Isn't it all just too much?!?!?!
And then later on she made more to say...
"Okay, so I was dressed in so many layers I looked like a kid in a snow sujit, but did it ever pay off. I never got cold. Did get a little stiff standing on the frozen ground for 4+ hours. Getting down to the mall was a breeze. Left on Metro at 7 this morning and got down there on the mall in about 45 minutes. We were halfway between the Capitol and the Monument watching the whole thing on the jumbotron with the Capitol straight ahead of us. Close enough to see the bunting. It was cool staring at the Capitol in the distance while we watched Obama take the oath on the big screen. Getting off of the mall took a lot longer. Abut 2 hours to get to the Metro, but then it was clear sailing. Linda, the whole experience really was incredible. We were hugging strangers. Lots of tears. Everyone around so jubuliant, and hopeful and happy, happy, happy. Every time they showed Bush's stupid face on the Jumbotron the crowd would start singing "na, na, na, goooood byyye!" Great to be with millions of like minded people! As we were standing around trying to get home we actually saw Bush's helicopter fly away. Isn't that neat? Later, Jeremy and I got separated -- the crowd was so huge -- but we already agreed that if that happened we would just go it alone. I think I made better time. Got home at 3:15. Not bad.

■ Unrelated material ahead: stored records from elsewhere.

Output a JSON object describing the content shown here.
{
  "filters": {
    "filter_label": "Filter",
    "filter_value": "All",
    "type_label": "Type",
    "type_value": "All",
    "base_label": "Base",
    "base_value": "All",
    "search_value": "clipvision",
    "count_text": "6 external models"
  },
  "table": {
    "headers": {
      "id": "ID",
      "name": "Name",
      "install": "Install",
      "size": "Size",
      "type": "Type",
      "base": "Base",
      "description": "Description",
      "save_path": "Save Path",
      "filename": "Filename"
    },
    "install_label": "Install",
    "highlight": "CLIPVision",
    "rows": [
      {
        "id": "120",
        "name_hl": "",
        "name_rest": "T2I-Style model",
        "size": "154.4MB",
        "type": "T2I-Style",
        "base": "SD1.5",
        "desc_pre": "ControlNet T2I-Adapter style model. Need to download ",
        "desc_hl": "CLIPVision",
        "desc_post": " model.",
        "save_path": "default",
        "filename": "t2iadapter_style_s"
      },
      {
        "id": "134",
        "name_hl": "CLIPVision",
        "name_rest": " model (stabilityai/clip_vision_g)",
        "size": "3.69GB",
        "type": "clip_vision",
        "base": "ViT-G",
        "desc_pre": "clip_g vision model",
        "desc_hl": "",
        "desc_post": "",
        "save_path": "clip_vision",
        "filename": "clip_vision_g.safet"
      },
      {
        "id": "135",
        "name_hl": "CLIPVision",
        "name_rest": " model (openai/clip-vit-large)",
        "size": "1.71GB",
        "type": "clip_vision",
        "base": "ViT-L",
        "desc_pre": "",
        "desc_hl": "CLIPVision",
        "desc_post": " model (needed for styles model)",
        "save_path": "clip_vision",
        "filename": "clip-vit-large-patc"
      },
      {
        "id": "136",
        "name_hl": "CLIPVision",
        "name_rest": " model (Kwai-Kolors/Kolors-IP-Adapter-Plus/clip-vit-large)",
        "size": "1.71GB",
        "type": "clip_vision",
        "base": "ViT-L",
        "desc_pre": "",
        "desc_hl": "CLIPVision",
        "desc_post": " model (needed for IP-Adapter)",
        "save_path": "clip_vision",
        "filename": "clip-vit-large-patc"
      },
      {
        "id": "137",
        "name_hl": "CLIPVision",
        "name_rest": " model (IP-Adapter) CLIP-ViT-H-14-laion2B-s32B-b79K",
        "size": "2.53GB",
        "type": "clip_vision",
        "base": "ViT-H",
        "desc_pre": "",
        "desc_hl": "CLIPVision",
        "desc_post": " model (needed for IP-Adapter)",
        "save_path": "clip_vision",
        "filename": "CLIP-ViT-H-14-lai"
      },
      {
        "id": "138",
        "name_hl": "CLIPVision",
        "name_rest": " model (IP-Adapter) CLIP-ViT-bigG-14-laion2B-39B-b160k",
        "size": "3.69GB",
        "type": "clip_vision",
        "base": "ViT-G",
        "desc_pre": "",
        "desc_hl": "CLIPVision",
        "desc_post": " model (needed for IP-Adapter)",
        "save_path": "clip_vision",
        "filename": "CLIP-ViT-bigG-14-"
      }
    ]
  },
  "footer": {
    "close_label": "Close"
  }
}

I am so sorry that you couldn't text me. I just got a new phone and that would have blown me away! Gosh, I would have loved having you with me! What did you think of his speech? Wasn't it great when he took those shots at the past administration? I couldn't believe that Michelle did not wear a coat! She looked kind of bulky, so I'm hoping that was long underwear. And why didn't those girls have on hats? Linda, you can't imagine how cold it was today (yes you can, you lived in Milwaukee for all those years). By the way, Amy Holmes is talking now. I can't stand her. Can't they find someone less Republican?

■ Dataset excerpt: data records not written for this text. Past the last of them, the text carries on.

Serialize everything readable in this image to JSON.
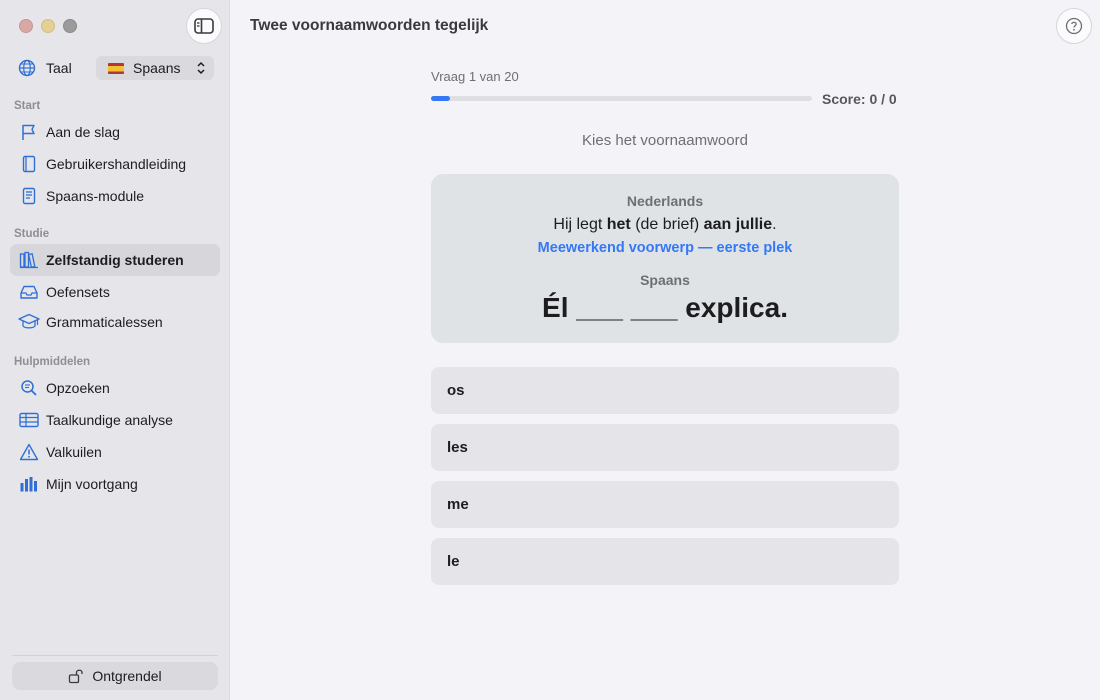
{
  "sidebar": {
    "language_label": "Taal",
    "language_value": "Spaans",
    "sections": {
      "start": "Start",
      "studie": "Studie",
      "hulpmiddelen": "Hulpmiddelen"
    },
    "items": [
      {
        "label": "Aan de slag",
        "icon": "flag-icon"
      },
      {
        "label": "Gebruikershandleiding",
        "icon": "book-icon"
      },
      {
        "label": "Spaans-module",
        "icon": "document-icon"
      },
      {
        "label": "Zelfstandig studeren",
        "icon": "books-icon",
        "active": true
      },
      {
        "label": "Oefensets",
        "icon": "tray-icon"
      },
      {
        "label": "Grammaticalessen",
        "icon": "graduation-cap-icon"
      },
      {
        "label": "Opzoeken",
        "icon": "search-icon"
      },
      {
        "label": "Taalkundige analyse",
        "icon": "table-icon"
      },
      {
        "label": "Valkuilen",
        "icon": "warning-icon"
      },
      {
        "label": "Mijn voortgang",
        "icon": "bar-chart-icon"
      }
    ],
    "unlock_label": "Ontgrendel"
  },
  "header": {
    "title": "Twee voornaamwoorden tegelijk"
  },
  "quiz": {
    "question_counter": "Vraag 1 van 20",
    "progress_fraction": 0.05,
    "score": "Score: 0 / 0",
    "instruction": "Kies het voornaamwoord",
    "source_language": "Nederlands",
    "source_sentence": {
      "part1": "Hij legt ",
      "bold1": "het",
      "part2": " (de brief) ",
      "bold2": "aan jullie",
      "part3": "."
    },
    "hint": "Meewerkend voorwerp — eerste plek",
    "target_language": "Spaans",
    "target_sentence": "Él ___ ___ explica.",
    "options": [
      "os",
      "les",
      "me",
      "le"
    ]
  },
  "colors": {
    "accent": "#3478f6",
    "sidebar_bg": "#e6e6ea",
    "card_bg": "#dfe3e6"
  }
}
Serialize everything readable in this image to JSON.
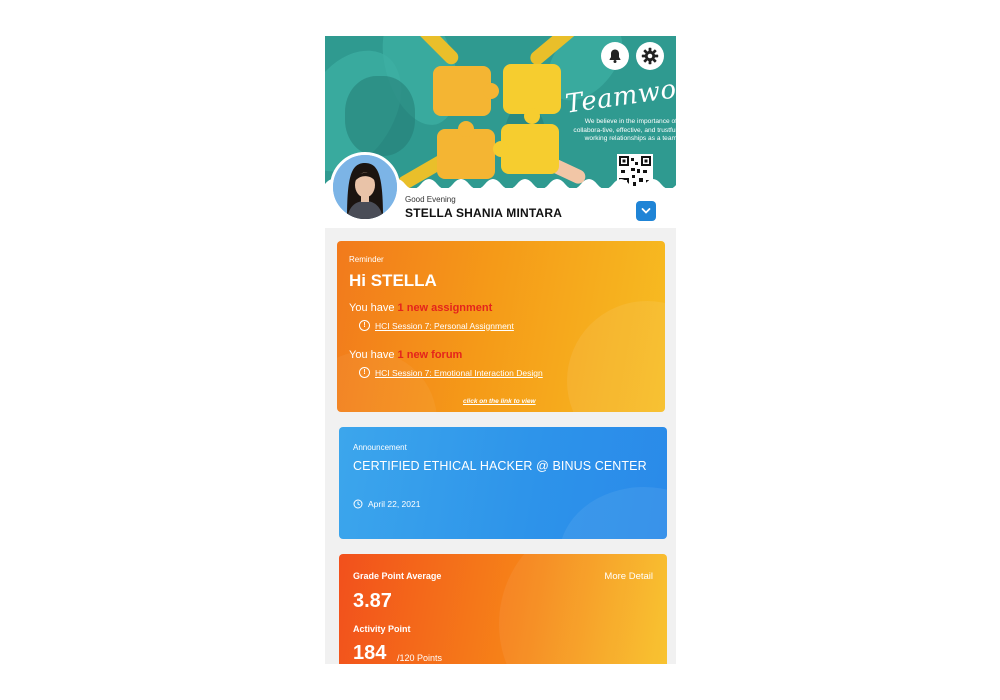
{
  "banner": {
    "headline": "Teamwork",
    "tagline": "We believe in the importance of collabora-tive, effective, and trustful working relationships as a team"
  },
  "header_icons": [
    "bell-icon",
    "gear-icon"
  ],
  "profile": {
    "greeting": "Good Evening",
    "name": "STELLA SHANIA MINTARA"
  },
  "reminder": {
    "label": "Reminder",
    "greeting": "Hi STELLA",
    "items": [
      {
        "prefix": "You have",
        "highlight": "1 new assignment",
        "link": "HCI Session 7: Personal Assignment"
      },
      {
        "prefix": "You have",
        "highlight": "1 new forum",
        "link": "HCI Session 7: Emotional Interaction Design"
      }
    ],
    "footer": "click on the link to view"
  },
  "announcement": {
    "label": "Announcement",
    "title": "CERTIFIED ETHICAL HACKER @ BINUS CENTER",
    "date": "April 22, 2021"
  },
  "gpa": {
    "label": "Grade Point Average",
    "more": "More Detail",
    "value": "3.87",
    "activity_label": "Activity Point",
    "activity_value": "184",
    "activity_unit": "/120 Points"
  },
  "colors": {
    "banner": "#2f9a90",
    "reminder_start": "#f27a1c",
    "reminder_end": "#f7bd22",
    "announcement": "#2d93ea",
    "gpa_start": "#f2501c",
    "gpa_end": "#f8c125",
    "highlight": "#e4241c",
    "accent": "#1f84d6"
  }
}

Okay, I've got to take a hot shower. I've been watching the parade, but I am stiffening up. I think I walked about 10 miles today!
Love to you, and aren't we all incredibly lucky to have that wonderful family in the White House? Yippee!!!!
This is not a woman prone to multiple exclamation marks. To me, she says it all with..."aren't we all incredibly lucky to have that wonderful family in the White House."
Yes, Kathy, we are.
And, in case you’re interested. I was born in Sibley Memorial Hospital…the old one, in Washington, DC.